Summary
Police superintendent Mattei is escorting a suspected criminal, Vogel, across
France on a train. After a daring escape, Vogel, goes on the run.
With the police closing in on him, the fugitive hides in the boot of a
car owned by a sophisticated crook, Corey, who has only just been released
from prison. When Vogel saves Corey’s life, the two men strike
up an immediate rapport. Corey offers Vogel a part in an ambitious
jewel robbery, to take place in Paris’s prestigious Place Vendôme.
They recruit a third man, Jansen, formerly a detective, now an alcoholic
recluse, whose skill as a marksman is key to the success of the operation.
Meanwhile, Mattei is doggedly on the trail of Vogel and will resort to
any means to bring him to justice...
Review
Jean-Pierre Melville’s penultimate film is an unashamed,
no holds barred homage to the American film noir detective thriller
of the 1940s. Despite the simplicity of its plot and the characteristic
minimalism of its style, Le Cercle rouge is conceivably Melville’s
most sophisticated, most compelling, most perfect film. Many regard
it as one of the greatest – if not the greatest – French film policier,
a genre which Melville not only mastered, but which he made an art form
in its own right.
Here,
in this grim existentialist tale of pointless effort, the director goes
further than he has ever gone in creating a closed world with its own rules
and hazards, inhabited by melancholic, solitary men who have no hope of
salvation or happiness. Is Melville consciously painting a
cynically distorted view of our world to provoke the bourgeois intelligentsia,
creating a fantasy nightmare world to entertain the masses, or can it simply
be that this is how he happened to see the world around him? Like
so much about Melville and his work, this ambiguity of intent both intrigues
and chills its spectator.
Attracting
around four million spectators, Le Cercle rouge was to be Jean-Pierre
Melville's most successful film, and this success was in no small measure
down to its exceptional cast. The film united a popular Italian film
star, Gian Maria Volonté, with three living legends in French cinema
- Alain Delon, Yves Montand and - astonishingly - Bourvil. Delon
had previously worked with Melville on Le
Samouraï (1967) and is perfectly suited to the kind of taciturn,
morally ambiguous characterisation which adorns Melville’s films.
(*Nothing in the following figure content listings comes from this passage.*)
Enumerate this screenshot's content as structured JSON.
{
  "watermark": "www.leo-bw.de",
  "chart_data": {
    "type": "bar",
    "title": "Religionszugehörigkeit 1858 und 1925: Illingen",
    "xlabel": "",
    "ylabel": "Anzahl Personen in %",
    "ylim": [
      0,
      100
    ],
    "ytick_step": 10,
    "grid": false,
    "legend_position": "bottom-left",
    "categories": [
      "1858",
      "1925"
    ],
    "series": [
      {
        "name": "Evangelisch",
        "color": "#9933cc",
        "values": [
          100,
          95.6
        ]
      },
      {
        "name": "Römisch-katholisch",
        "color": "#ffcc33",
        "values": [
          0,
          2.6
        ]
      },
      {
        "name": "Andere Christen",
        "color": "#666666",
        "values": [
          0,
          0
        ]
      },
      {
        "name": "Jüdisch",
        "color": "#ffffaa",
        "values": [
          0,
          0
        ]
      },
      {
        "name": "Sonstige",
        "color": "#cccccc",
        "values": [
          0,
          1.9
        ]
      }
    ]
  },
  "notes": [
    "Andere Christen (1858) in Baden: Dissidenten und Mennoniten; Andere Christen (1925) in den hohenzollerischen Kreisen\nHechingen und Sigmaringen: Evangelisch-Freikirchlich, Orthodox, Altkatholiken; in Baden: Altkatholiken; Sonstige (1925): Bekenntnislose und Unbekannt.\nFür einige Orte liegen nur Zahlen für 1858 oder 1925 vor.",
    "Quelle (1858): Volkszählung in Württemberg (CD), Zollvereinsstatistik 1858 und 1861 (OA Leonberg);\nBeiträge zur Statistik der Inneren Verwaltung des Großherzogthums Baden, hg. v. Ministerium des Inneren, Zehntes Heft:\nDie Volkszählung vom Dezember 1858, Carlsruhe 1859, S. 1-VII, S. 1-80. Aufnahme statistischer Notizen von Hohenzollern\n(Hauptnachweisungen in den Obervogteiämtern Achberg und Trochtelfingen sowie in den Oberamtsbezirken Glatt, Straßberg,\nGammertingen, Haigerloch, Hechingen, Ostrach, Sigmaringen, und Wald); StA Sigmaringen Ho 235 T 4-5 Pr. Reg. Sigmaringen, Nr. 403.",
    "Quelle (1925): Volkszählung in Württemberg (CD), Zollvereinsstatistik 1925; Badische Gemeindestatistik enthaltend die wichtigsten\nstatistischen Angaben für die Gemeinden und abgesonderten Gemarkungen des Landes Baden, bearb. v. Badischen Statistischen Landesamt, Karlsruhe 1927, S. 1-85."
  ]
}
Yves Montand was also known for playing tough roles and, as a washed out
cop-turned-crook, he turns in one of his most sympathetic and credible
film performances.
Most
surprising is the casting of Bourvil in the part of a rough and, in fact,
rather nasty police inspector. At the time, Bourvil was known universally
in France as a comic performer, with a huge string of popular film comedies
under his belt. He was offered the part by the film’s producer, Robert
Dorfmann, when actor Lino Ventura walked away from the project (reportedly
after having been offended by the film’s director). With a toupee
and smart suit, Bourvil is transformed from his familiar comic persona
and gives an extraordinarily believable - and rather touching - performance.
Sadly, this was to be Bourvil’s last film appearance but one - he died
a few weeks before the film’s release in November 1970. Gian
Maria Volonté completes the ensemble, playing a vicious criminal
who perfectly complements the suave feline Delon and the world-weary Montand.
Melville
described Le Cercle rouge as one of the most difficult he had to
direct, mainly because of his poor working relationship with Volonté,
who resented the director’s authoritarian manner. It is certainly
Melville’s most ambitious film and his most technically demanding.
In addition to several action scenes, the film includes a magnificent set
piece: the meticulously executed robbery sequence. The latter is
almost a direct replay of the jewel heist scene in what is often cited
as the finest example of French film noir, Du
rififi chez les hommes (1955) and allows us to marvel at the breathtaking
detail and precision in Melville’s art. The influence of the American
gangster film (particularly John Huston's 1950 film The Asphalt Jungle)
is also clearly evident in this part of the film.
Le
Cercle rouge marks the absolute summit in Melville’s film making career.
Although relentlessly pessimistic - a feeling that is emphasised by the
bleak location photography, the brutally tragic ending and the fact that
most of the film is set at night - there is a streak of humanism that is
scarcely discernible in Melville’s previous gangster films. This
lends the film a poignancy which allows us to feel for the characters (even
if practically nothing is revealed to us about their past), as they are
drawn ever closer towards their ineluctable doom... in the Red Circle.